The Zionist Union faces difficult odds, but it has been helped by a badly fragmented right and by the campaign’s focus on the soaring cost of living and the lack of affordable housing, problems that have worsened on Netanyhau’s watch. Herzog, a Labor member since 1985 and a Knesset member since 2003, previously served as minister for housing and construction.
His champions argue a Herzog-led administration would give fresh impetus to efforts to agree a settlement with the Palestinians and go a long way to mending Israel’s foreign ties. He has pledged to freeze building in most settlements and go directly to Ramallah to “try to reignite” the peace process.
He may appoint an Arab minister and will show "a time of healing and reconciliation has begun." His rhetoric on security is tough. He describes Netanyahu's controversial speech to Congress earlier this month as a mistake but says there is "no difference" between Netanyahu's policy on the principle of a nuclear Iran and his own. "No Israeli leader will ever accept a nuclear Iran," he said.
Little animosity
Reporters who travel with him have remarked that, even in his opponents’ heartlands, Herzog inspires little animosity. “In previous election campaigns, the Labor candidate could not set foot here without arousing hatred and a riot breaking out,” wrote the columnist
Ari Shavit
after accompanying Herzog to Beit She’an, a Likudnik city in northern Israel. “But 2015 is different. Zionist Union is different. Isaac Herzog is different.”

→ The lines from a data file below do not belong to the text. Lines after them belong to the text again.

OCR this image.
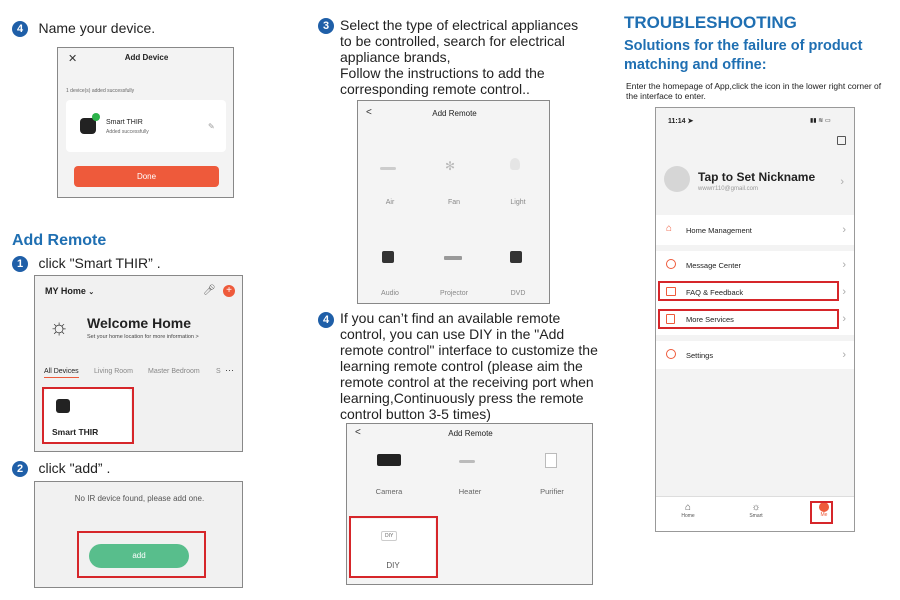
4 Name your device.
✕	Add Device
1 device(s) added successfully
Smart THIR
Added successfully
✎
Done
Add Remote
1 click "Smart THIR” .
MY Home ⌄	🎤︎	+
☼ Welcome Home
Set your home location for more information >
All Devices Living Room Master Bedroom S ···
Smart THIR
2 click "add” .
No IR device found, please add one.
add
3 Select the type of electrical appliances to be controlled, search for electrical appliance brands,
Follow the instructions to add the corresponding remote control..
<	Add Remote
✻
Air	Fan	Light
Audio	Projector	DVD
4 If you can’t find an available remote control, you can use DIY in the "Add remote control" interface to customize the learning remote control (please aim the remote control at the receiving port when learning,Continuously press the remote control button 3-5 times)
<	Add Remote
Camera	Heater	Purifier
DIY
DIY
TROUBLESHOOTING
Solutions for the failure of product matching and offine:
Enter the homepage of App,click the icon in the lower right corner of the interface to enter.
11:14 ➤	▮▮ ≋ ▭
Tap to Set Nickname
wwwrr110@gmail.com
›
⌂ Home Management	›
Message Center	›
FAQ & Feedback	›
More Services	›
Settings	›
⌂
Home
☼
Smart	Me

With the makeup of the next government likely to hinge on the frontrunners’ ability to assemble a coalition from a plethora of rival parties, that quality could be one of Herzog’s most important assets.
And if he does win? “If I succeed in bringing this long campaign to its goal,” he said last week, “there will be a different country here. Israel will become reconciled with itself.”